Sure, there are sets. There are apartments and tour busses and hotel rooms and many, many stages upon which Cooper and Gaga actually performed live music. Commendable, all of it. But, the film is content to not clearly define when exactly all of this takes place, and for how long a period, preferring instead for the here and now. That’s it. It takes place in the age of smart-phones and Spotify. Beyond that, it’s anyone’s guess. How, then, are moments of titanic personal achievement supposed to resonate with an audience when the context of spent time is lacking? Especially considering the weight of the film’s closing moments.
That isn’t to say that the film isn’t a stellar entertainment. Bradley Cooper has proven himself a competent director and vocalist, and Lady Gaga can act like it’s nobody’s business. That’s on top of her impressive vocal ability. Despite the film addressing too quickly the nature of addiction, fame, creative expression, love, and art; despite its struggle to choose which character’s lens to filter the story through, Ally’s or Jack’s; and despite all the rocky melodrama that bogs down the third act – it’s still a wonderful time at the movies.

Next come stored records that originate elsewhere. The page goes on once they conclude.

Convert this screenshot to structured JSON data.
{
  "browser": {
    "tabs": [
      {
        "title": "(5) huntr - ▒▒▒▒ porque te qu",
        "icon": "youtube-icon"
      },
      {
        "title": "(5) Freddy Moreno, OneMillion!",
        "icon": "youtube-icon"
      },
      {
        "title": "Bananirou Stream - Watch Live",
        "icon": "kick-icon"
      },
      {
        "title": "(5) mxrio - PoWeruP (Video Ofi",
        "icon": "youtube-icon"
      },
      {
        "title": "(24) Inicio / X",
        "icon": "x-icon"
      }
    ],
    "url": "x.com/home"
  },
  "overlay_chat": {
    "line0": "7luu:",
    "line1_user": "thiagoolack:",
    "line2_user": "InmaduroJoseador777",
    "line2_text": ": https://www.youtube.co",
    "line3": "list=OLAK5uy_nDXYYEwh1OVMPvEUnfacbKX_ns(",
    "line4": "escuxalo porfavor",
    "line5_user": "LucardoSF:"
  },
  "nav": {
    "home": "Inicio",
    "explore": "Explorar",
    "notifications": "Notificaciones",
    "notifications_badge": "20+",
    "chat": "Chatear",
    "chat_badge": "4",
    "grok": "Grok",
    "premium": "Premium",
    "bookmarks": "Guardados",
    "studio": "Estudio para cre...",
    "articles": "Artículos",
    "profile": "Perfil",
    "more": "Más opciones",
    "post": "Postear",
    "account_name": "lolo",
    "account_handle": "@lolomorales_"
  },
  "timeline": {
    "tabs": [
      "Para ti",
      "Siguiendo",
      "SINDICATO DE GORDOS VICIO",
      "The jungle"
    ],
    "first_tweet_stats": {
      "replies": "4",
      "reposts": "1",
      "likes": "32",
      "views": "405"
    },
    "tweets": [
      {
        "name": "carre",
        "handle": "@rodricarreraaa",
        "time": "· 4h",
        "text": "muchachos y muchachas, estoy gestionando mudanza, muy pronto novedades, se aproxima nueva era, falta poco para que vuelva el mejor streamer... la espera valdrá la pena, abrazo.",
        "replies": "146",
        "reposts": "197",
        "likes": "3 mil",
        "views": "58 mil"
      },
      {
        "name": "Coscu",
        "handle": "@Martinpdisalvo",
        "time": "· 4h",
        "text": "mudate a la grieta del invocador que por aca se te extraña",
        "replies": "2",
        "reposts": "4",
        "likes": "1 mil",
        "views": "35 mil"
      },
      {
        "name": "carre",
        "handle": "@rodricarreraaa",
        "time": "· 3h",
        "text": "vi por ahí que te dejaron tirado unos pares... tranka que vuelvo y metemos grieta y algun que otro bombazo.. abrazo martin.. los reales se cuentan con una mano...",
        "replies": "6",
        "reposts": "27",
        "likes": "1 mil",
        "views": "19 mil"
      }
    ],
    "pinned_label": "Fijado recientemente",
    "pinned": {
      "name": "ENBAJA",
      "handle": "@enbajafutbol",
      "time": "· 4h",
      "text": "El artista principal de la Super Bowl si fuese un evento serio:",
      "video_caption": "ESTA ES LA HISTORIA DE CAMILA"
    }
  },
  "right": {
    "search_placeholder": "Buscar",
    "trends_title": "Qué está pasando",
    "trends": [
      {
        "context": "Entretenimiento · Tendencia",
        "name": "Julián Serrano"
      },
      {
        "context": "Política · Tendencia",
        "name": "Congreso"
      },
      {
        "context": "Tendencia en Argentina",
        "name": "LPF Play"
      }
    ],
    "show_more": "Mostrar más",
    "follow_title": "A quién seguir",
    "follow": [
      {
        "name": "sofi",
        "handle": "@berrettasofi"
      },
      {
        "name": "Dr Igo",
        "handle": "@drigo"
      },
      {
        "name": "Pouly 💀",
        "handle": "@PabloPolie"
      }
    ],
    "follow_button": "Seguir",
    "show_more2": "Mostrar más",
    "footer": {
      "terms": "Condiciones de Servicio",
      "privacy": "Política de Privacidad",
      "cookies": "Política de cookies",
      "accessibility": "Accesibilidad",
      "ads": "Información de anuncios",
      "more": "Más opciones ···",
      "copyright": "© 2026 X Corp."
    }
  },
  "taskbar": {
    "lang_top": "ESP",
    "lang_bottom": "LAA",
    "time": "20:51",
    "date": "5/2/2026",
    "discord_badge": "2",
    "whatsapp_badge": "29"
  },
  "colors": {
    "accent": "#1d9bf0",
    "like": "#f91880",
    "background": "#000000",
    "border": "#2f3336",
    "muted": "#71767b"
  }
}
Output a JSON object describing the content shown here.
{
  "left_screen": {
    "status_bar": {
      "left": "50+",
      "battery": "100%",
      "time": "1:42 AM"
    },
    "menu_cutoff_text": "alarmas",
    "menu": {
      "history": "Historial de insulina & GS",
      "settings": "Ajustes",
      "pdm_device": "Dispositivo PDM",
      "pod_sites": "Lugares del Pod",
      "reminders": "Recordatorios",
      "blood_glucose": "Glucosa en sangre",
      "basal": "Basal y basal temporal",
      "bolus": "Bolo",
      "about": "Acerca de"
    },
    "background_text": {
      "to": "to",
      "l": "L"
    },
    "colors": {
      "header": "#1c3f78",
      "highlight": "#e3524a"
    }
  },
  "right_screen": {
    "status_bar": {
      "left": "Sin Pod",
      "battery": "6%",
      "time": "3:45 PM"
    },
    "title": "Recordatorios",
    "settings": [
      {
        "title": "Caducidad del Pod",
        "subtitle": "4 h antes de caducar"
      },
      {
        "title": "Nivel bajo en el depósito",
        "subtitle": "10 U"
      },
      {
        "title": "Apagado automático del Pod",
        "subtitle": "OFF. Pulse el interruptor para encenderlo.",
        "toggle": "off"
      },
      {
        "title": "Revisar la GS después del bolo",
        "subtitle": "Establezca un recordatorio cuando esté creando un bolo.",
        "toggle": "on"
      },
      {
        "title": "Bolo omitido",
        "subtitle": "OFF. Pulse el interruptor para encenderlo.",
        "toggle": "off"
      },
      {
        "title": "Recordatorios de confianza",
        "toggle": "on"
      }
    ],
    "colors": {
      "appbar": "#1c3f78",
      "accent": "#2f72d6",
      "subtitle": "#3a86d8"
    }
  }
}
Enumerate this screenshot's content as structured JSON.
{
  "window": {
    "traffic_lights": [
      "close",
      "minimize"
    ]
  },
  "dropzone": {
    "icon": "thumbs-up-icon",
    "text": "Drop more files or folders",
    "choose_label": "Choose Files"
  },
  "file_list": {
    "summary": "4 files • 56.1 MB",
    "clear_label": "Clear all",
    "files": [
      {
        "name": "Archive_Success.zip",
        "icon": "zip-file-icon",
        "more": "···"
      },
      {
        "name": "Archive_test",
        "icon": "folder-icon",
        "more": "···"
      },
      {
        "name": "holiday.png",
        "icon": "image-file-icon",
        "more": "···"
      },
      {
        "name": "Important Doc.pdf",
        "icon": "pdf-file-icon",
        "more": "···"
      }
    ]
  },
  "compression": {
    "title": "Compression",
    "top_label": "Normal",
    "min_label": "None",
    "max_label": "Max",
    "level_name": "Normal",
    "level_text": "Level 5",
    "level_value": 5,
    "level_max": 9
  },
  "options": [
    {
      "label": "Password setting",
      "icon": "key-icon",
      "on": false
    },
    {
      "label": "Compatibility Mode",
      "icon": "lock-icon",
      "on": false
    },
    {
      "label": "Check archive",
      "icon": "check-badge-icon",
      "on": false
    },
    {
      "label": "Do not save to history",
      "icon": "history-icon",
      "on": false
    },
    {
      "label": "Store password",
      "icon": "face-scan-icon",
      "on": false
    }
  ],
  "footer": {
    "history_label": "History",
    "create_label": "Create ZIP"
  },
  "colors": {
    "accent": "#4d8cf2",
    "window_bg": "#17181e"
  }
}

What will stick with me, more than anything, is the image of Cooper and Gaga during their first duet, singing a song they wrote the night prior in a convenience store parking lot. When it commits to telling a fairy tale, one with its feet planted firmly on the ground – weighing its character’s aspirations against their circumstances – that’s when it shines very, very brightly.
The songs are catchy, the performances solid, the cinematography adherent to theme, and the emotional core resonant. It may be the best iteration of this old Hollywood story, flaws and all.
Score: 3.75 / 5 – Good film. See in theaters.